De son côté, Marie Cozette, directrice du centre d’art contemporain La synagogue de Delme, met en avant « l’extrême hétérogénéité des pratiques » artistiques au Luxembourg qu’elle a pu rencontrer lors de la Curators’ visit : « Ce qui me paraît très sensible, c’est aussi la pluralité des parcours des artistes : ils ont étudié là, vécu ici, été en résidence là-bas. Cette mobilité et la superposition des différents horizons dans une même biographie me paraissent assez singulières et très riches. Pourtant, ce n’est pas forcément très sensible dans les pratiques elles-mêmes et je m’interroge sur le peu de questions liées à l’identité, l’histoire, la société, dans les travaux des artistes que nous avons rencontrés. »

Ceci indiquerait qu’un parti pris radical soit absent dans l’art contemporain luxembourgeois, un parti pris qui renforcerait l’intérêt de la scène internationale pour l’artiste local. Ce manque de radicalité ou d’innovation peut toutefois résulter d’une insuffisance d’appui pour les artistes. Trixi Weis, artiste luxembourgeoise créatrice d’installations, de vidéos, de sculptures cinétiques ainsi que de performances, a fait partie de ceux qui ont pu présenter leur travail aux curateurs. Elle approuve l’initiative du Casino dans le sens que, pour elle, c’était une occasion de prendre du recul par rapport au propre travail en l’exposant devant un groupe de curateurs. L’artiste reste cependant critique par rapport au système des curateurs qui « paraissent intéressés à leur propre carrière parfois plus qu’à celle de l’artiste ». Tout en louant les efforts du Casino, surtout depuis le changement de la direction artistique en 2009, l’artiste pense qu’il reste encore du pain sur la planche en ce qui concerne la promotion internationale des artistes luxembourgeois.

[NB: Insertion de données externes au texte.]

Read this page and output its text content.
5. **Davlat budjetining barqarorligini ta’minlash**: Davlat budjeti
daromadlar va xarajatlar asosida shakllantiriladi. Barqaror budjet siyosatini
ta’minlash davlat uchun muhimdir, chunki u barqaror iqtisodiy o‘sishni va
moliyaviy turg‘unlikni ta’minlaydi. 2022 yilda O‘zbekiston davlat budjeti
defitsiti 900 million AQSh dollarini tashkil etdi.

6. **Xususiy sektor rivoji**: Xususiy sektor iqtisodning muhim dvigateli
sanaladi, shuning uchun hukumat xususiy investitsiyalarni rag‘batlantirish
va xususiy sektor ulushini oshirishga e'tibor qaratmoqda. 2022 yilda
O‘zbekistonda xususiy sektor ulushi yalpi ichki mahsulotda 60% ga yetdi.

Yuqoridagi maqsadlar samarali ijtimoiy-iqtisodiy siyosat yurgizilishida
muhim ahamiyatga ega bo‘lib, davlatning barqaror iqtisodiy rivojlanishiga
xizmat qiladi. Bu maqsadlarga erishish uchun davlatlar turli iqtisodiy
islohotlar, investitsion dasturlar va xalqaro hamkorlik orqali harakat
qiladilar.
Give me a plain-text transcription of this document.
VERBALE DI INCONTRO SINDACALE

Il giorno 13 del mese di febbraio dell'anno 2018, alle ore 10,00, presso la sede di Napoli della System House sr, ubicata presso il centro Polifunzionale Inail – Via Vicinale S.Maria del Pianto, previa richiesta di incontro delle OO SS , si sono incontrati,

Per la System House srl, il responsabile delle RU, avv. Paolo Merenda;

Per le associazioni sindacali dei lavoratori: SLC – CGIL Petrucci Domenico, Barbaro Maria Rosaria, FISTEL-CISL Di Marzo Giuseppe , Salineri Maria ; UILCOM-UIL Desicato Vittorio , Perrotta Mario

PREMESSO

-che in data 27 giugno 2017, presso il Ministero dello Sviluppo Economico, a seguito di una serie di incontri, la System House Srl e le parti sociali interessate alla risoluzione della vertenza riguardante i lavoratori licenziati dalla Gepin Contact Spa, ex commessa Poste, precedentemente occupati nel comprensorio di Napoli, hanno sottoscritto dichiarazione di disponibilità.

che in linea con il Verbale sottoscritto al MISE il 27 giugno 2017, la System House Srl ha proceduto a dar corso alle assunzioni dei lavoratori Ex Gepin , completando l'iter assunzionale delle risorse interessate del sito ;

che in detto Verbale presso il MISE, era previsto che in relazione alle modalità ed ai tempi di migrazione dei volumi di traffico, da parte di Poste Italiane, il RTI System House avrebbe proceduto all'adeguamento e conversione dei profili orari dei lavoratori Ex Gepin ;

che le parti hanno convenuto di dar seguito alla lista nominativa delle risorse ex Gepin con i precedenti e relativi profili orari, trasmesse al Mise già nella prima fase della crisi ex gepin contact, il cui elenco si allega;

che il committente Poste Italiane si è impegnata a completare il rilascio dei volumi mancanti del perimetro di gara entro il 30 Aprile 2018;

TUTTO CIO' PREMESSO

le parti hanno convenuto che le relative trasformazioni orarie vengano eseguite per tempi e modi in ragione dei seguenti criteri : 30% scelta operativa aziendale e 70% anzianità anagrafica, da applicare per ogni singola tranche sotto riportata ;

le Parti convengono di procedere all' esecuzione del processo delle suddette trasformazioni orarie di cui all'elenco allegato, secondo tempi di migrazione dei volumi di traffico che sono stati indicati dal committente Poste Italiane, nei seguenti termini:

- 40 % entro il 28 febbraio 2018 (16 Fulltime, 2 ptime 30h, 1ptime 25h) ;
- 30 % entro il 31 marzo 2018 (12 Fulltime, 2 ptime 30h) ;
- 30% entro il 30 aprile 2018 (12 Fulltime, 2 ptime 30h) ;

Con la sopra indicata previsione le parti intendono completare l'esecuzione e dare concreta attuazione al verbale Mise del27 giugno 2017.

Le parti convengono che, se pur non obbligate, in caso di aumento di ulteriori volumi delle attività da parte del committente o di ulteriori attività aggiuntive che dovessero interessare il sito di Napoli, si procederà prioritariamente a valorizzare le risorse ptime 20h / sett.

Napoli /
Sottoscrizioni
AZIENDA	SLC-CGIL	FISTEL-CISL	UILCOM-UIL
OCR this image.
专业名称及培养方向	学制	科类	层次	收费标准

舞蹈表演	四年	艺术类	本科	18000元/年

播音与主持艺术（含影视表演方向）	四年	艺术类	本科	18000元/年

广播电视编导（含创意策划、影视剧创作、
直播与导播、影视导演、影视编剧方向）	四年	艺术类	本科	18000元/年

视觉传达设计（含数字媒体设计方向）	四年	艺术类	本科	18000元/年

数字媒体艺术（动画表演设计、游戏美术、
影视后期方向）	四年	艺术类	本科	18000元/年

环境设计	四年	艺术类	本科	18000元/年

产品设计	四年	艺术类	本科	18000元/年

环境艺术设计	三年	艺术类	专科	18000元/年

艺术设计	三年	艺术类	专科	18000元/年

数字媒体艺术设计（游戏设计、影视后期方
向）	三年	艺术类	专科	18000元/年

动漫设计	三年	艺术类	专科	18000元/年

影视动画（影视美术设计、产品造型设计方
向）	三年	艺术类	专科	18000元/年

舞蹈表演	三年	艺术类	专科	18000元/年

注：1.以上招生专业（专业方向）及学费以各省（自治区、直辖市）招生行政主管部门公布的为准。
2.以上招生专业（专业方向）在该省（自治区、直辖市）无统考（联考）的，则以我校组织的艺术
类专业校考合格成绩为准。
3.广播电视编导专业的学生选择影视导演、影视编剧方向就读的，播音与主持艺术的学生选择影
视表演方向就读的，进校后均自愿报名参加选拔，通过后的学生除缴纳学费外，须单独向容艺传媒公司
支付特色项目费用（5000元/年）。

Fin février 2011, un nouvel appel à dossier a été lancé aux artistes. La date limite de dépôt des dossiers est fixée au 31 mars et la rencontre avec les curateurs s’inscrira dans le cadre du congrès de l’IKT (International association of curators of contemporary art) qui se tient cette année au Luxembourg. À cette occasion, environ 150 curateurs internationaux se déplaceront du 28 avril au 1er mai au grand-duché. Certains d’entre eux ont d’ores et déjà manifesté auprès du Casino leur intérêt de rencontrer des artistes nationaux. On s’étonne alors du fait qu’au programme du congrès de l’IKT figure une visite des grandes institutions culturelles du Luxembourg et de Metz et de quelques petits centres d’art, mais qu’à l’heure actuelle il ne soit pas prévu de faire une grande exposition de groupe donnant aux artistes luxembourgeois ou résidant au Luxembourg l’occasion de montrer quelques-unes de leurs œuvres et de démontrer ainsi leur compétence au niveau de la scène artistique internationale.